Research by two Cornell sociologists analyzed class registration information and found that it only takes three steps for 92 percent of student pairs to reach each other.*

“What we found on Cornell campus is really three degrees of separation,” said Kim Weeden, a Professor of Sociology at Cornell. Weeden, along with colleague Benjamin Cornwell, conducted the research.

Image provided

Gray boxes are courses; Large courses outlined in red. Circles are undergraduates by majors: orange = STEM; blue = social sciences; yellow = humanities; red multi-disciplinary/mixed; green = unclared. 13,594 students and 3,797 classes. Data from Cornell Spring 2015 (Provided from Weeden and Cornwell, “Small world network of college classes.” A working paper.

They also found that the tight connections between students can be reduced.

“If you move classes that have more than 30 students online instead of 92 percent of students being connected within three degrees of separation you get that down to 21 percent being connected,” Weeden explained.

The pair also looked a registration information from a small college, too.
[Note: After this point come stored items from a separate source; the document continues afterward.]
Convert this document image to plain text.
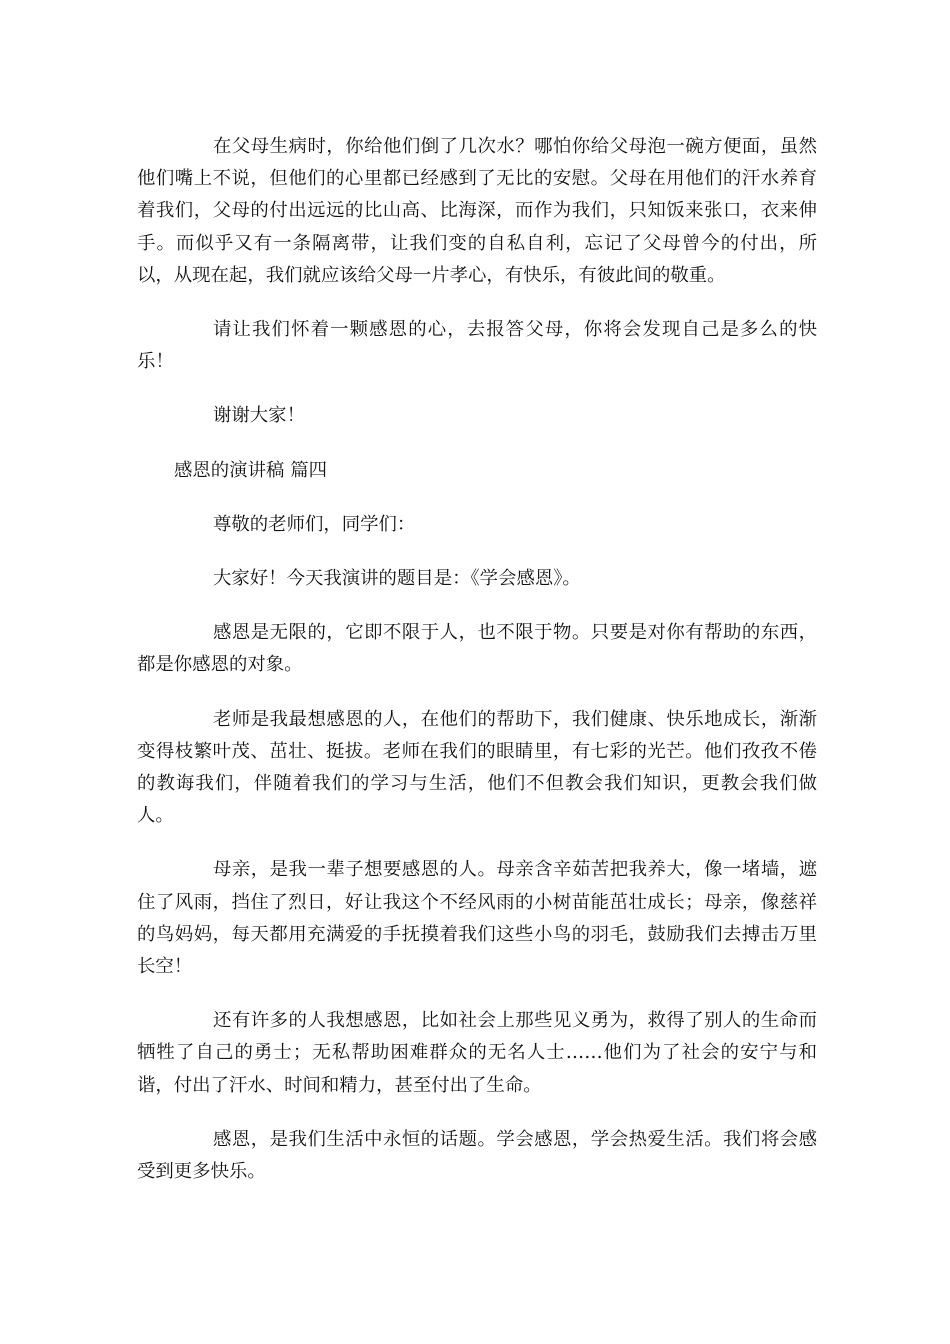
在父母生病时，你给他们倒了几次水？哪怕你给父母泡一碗方便面，虽然他们嘴上不说，但他们的心里都已经感到了无比的安慰。父母在用他们的汗水养育着我们，父母的付出远远的比山高、比海深，而作为我们，只知饭来张口，衣来伸手。而似乎又有一条隔离带，让我们变的自私自利，忘记了父母曾今的付出，所以，从现在起，我们就应该给父母一片孝心，有快乐，有彼此间的敬重。

请让我们怀着一颗感恩的心，去报答父母，你将会发现自己是多么的快乐！

谢谢大家！

感恩的演讲稿 篇四

尊敬的老师们，同学们：

大家好！今天我演讲的题目是：《学会感恩》。

感恩是无限的，它即不限于人，也不限于物。只要是对你有帮助的东西，都是你感恩的对象。

老师是我最想感恩的人，在他们的帮助下，我们健康、快乐地成长，渐渐变得枝繁叶茂、茁壮、挺拔。老师在我们的眼睛里，有七彩的光芒。他们孜孜不倦的教诲我们，伴随着我们的学习与生活，他们不但教会我们知识，更教会我们做人。

母亲，是我一辈子想要感恩的人。母亲含辛茹苦把我养大，像一堵墙，遮住了风雨，挡住了烈日，好让我这个不经风雨的小树苗能茁壮成长；母亲，像慈祥的鸟妈妈，每天都用充满爱的手抚摸着我们这些小鸟的羽毛，鼓励我们去搏击万里长空！

还有许多的人我想感恩，比如社会上那些见义勇为，救得了别人的生命而牺牲了自己的勇士；无私帮助困难群众的无名人士……他们为了社会的安宁与和谐，付出了汗水、时间和精力，甚至付出了生命。

感恩，是我们生活中永恒的话题。学会感恩，学会热爱生活。我们将会感受到更多快乐。
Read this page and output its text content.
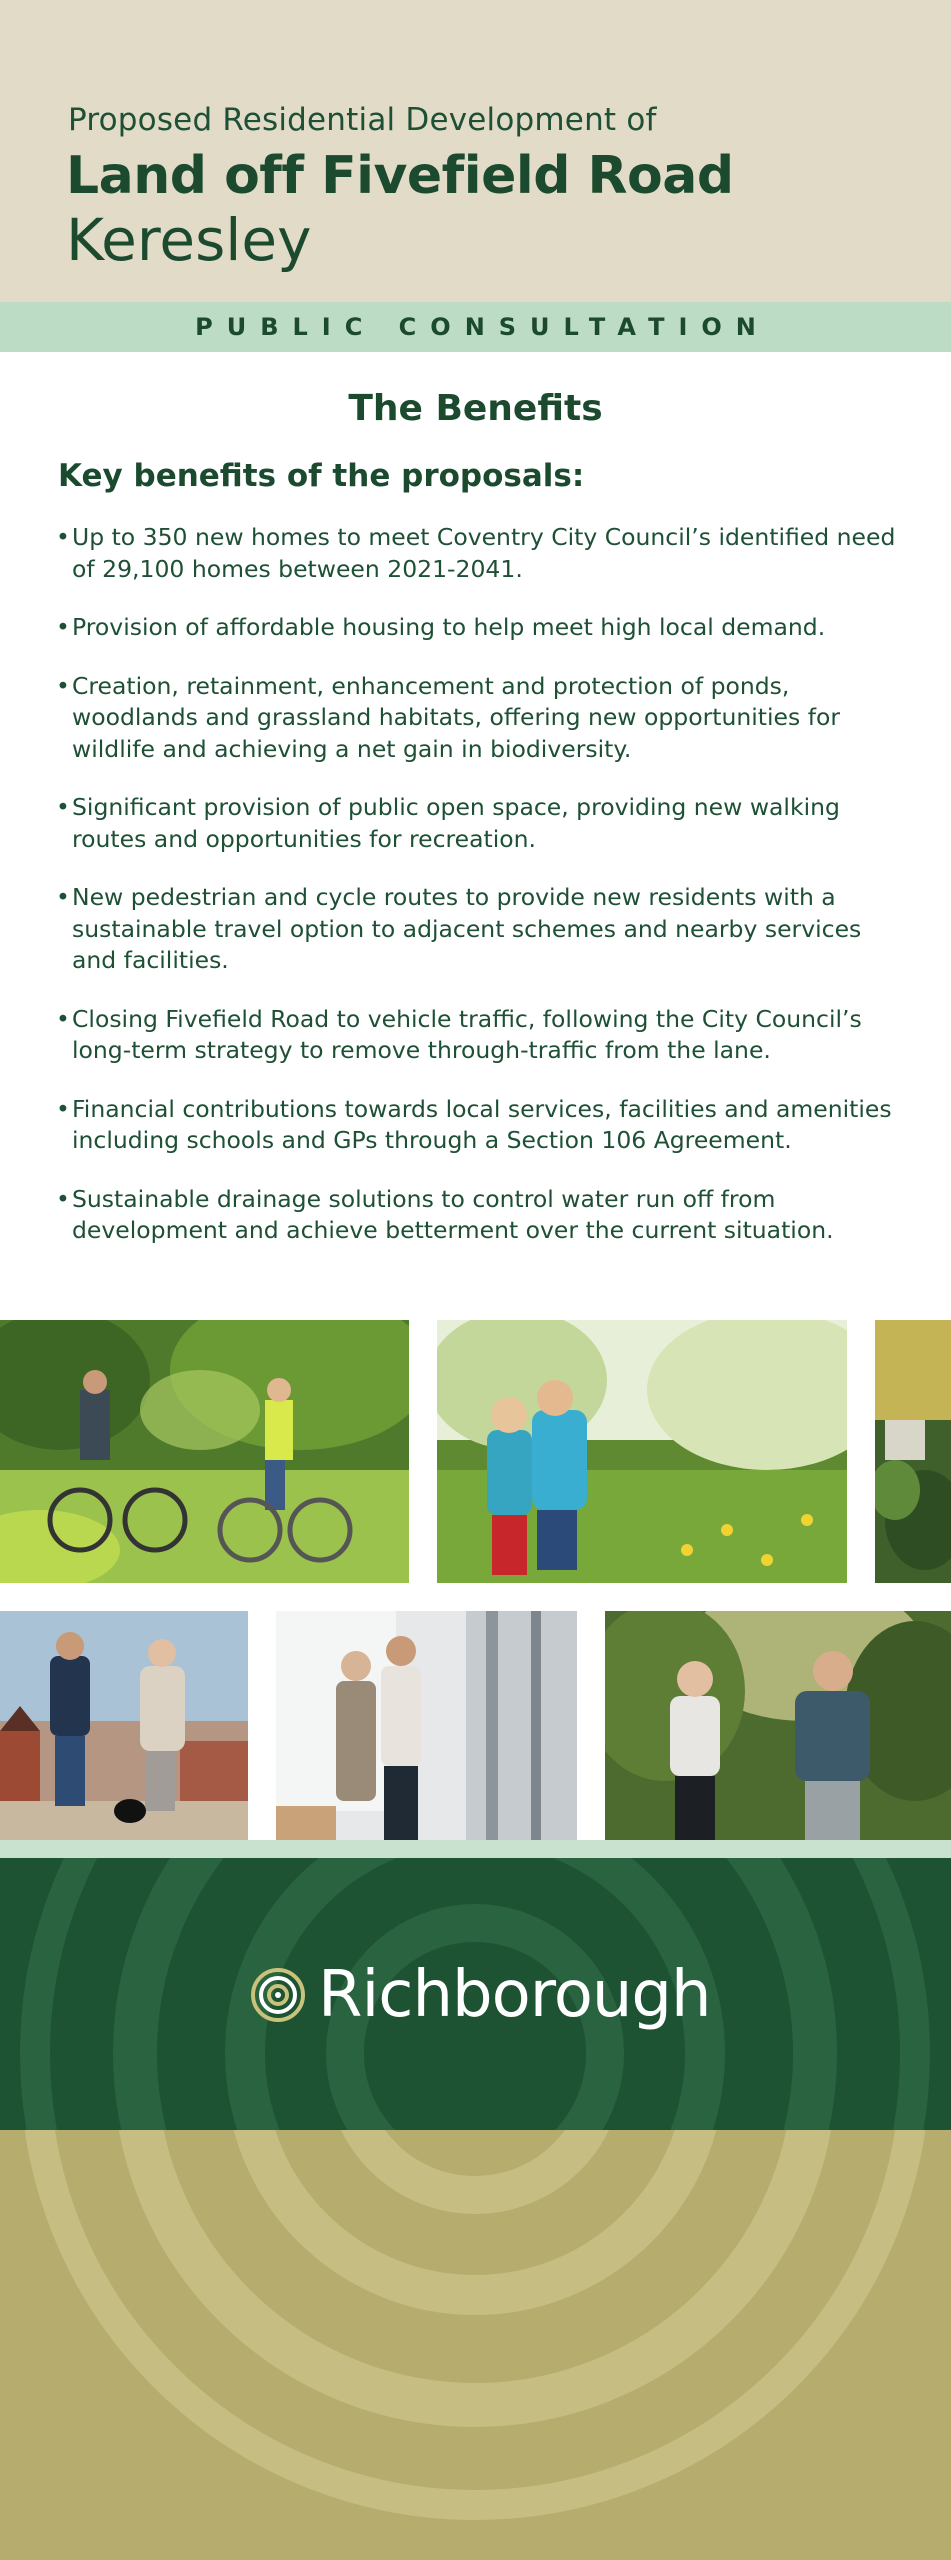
Proposed Residential Development of
Land off Fivefield Road
Keresley
PUBLIC CONSULTATION
The Benefits
Key benefits of the proposals:
• Up to 350 new homes to meet Coventry City Council’s identified need of 29,100 homes between 2021-2041.
• Provision of affordable housing to help meet high local demand.
• Creation, retainment, enhancement and protection of ponds, woodlands and grassland habitats, offering new opportunities for wildlife and achieving a net gain in biodiversity.
• Significant provision of public open space, providing new walking routes and opportunities for recreation.
• New pedestrian and cycle routes to provide new residents with a sustainable travel option to adjacent schemes and nearby services and facilities.
• Closing Fivefield Road to vehicle traffic, following the City Council’s long-term strategy to remove through-traffic from the lane.
• Financial contributions towards local services, facilities and amenities including schools and GPs through a Section 106 Agreement.
• Sustainable drainage solutions to control water run off from development and achieve betterment over the current situation.
Richborough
The degree of contact was the same.

However, the research only looked at class registrations and there’s a lot more to campus life.

“In some sense, the thornier problem is the residence halls, the social life, even the transitions that occur between classes or the use of the coffee shop or the bathroom in between courses or on the quads,” Weeden said.

Ithaca College and Binghamton University recently announced plans to return to campus for the fall semester.

*This article was corrected to properly reflect that 92 percent of student pairs are connected are connected through three, not two steps.